Fest geklebtes Parkett lässt sich schwellenlos verlegen

Viele Bauleute und Renovierer bevorzugen offene Grundrisse, bei denen Küche, Essplatz und Wohnbereich ineinander übergehen. Dazu passt ein durchgängiger Bodenbelag, der alle Zonen nahtlos zu einem harmonischen Ganzen verbindet und die großzügige Raumgestaltung unterstreicht. Parkett eignet sich ideal für eine einheitliche Optik – auch in der Küche. Voraussetzung für die schwellenlose Verlegung ist das vollflächige Kleben des Parketts auf den Untergrund, am besten durch einen professionellen Verarbeiter.

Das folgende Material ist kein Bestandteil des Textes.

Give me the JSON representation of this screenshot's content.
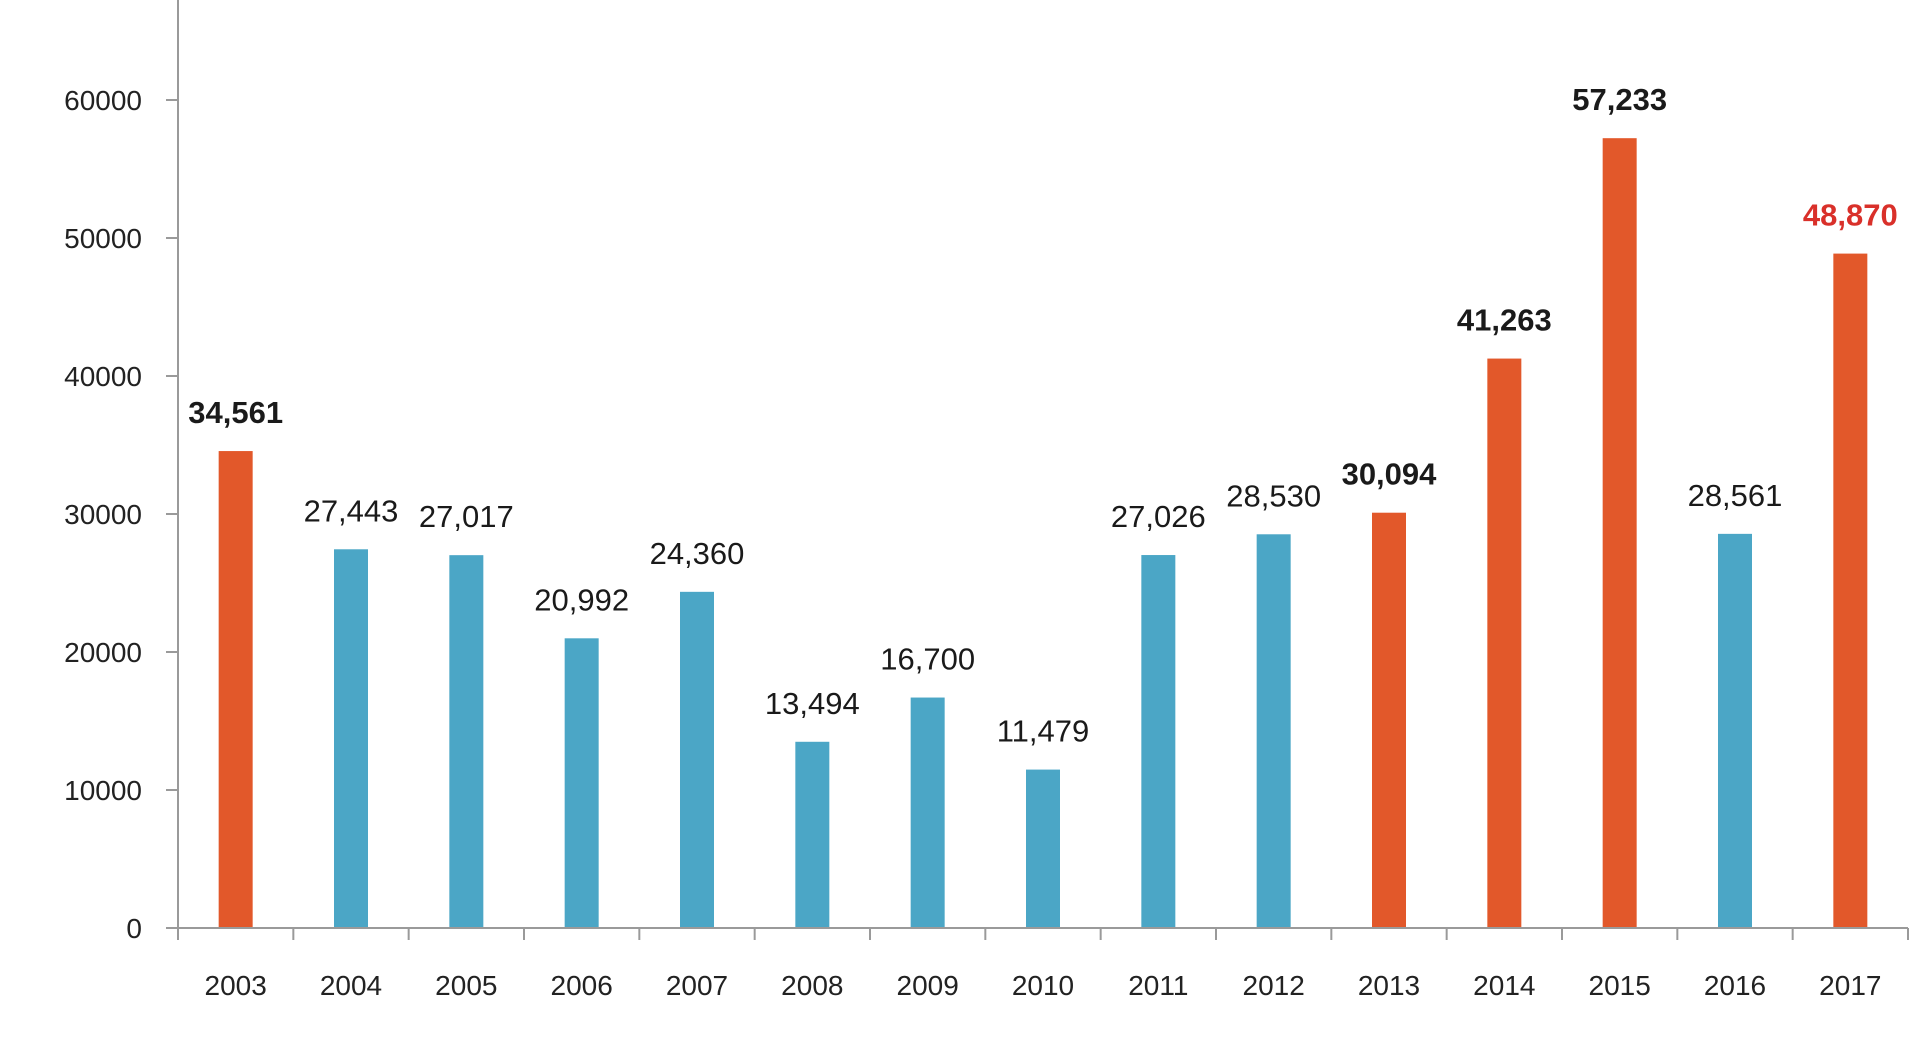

Weil es einfacher von der Hand geht, bevorzugen viele Do-it-yourselfer als Alternative eine schwimmende Verlegung. Allerdings funktioniert damit keine schwellenlose Parkettgestaltung. Der Grund: Die Dielen werden nur über eine Klick-Verbindung miteinander verbunden und liegen auf einer elastischen Unterlage ohne feste Verbindung zum Untergrund. Diese Konstruktion ist – der Name „schwimmend“ sagt es bereits – nicht sonderlich stabil. Daher kann dieses Klick-Parkett nicht ohne weiteres durchgängig über mehrere Räume hinweg verlegt werden. In den Verlegeanleitungen finden sich entsprechende Hinweise, welche Längen und Breiten maximal zulässig sind. An einem bestimmten Punkt müssen dann Übergangsprofile aus Metall befestigt werden, um dem schwimmend verlegten Parkett Halt zu geben. Diese meist im Türenbereich angebrachten Schienen sind optische Störenfriede.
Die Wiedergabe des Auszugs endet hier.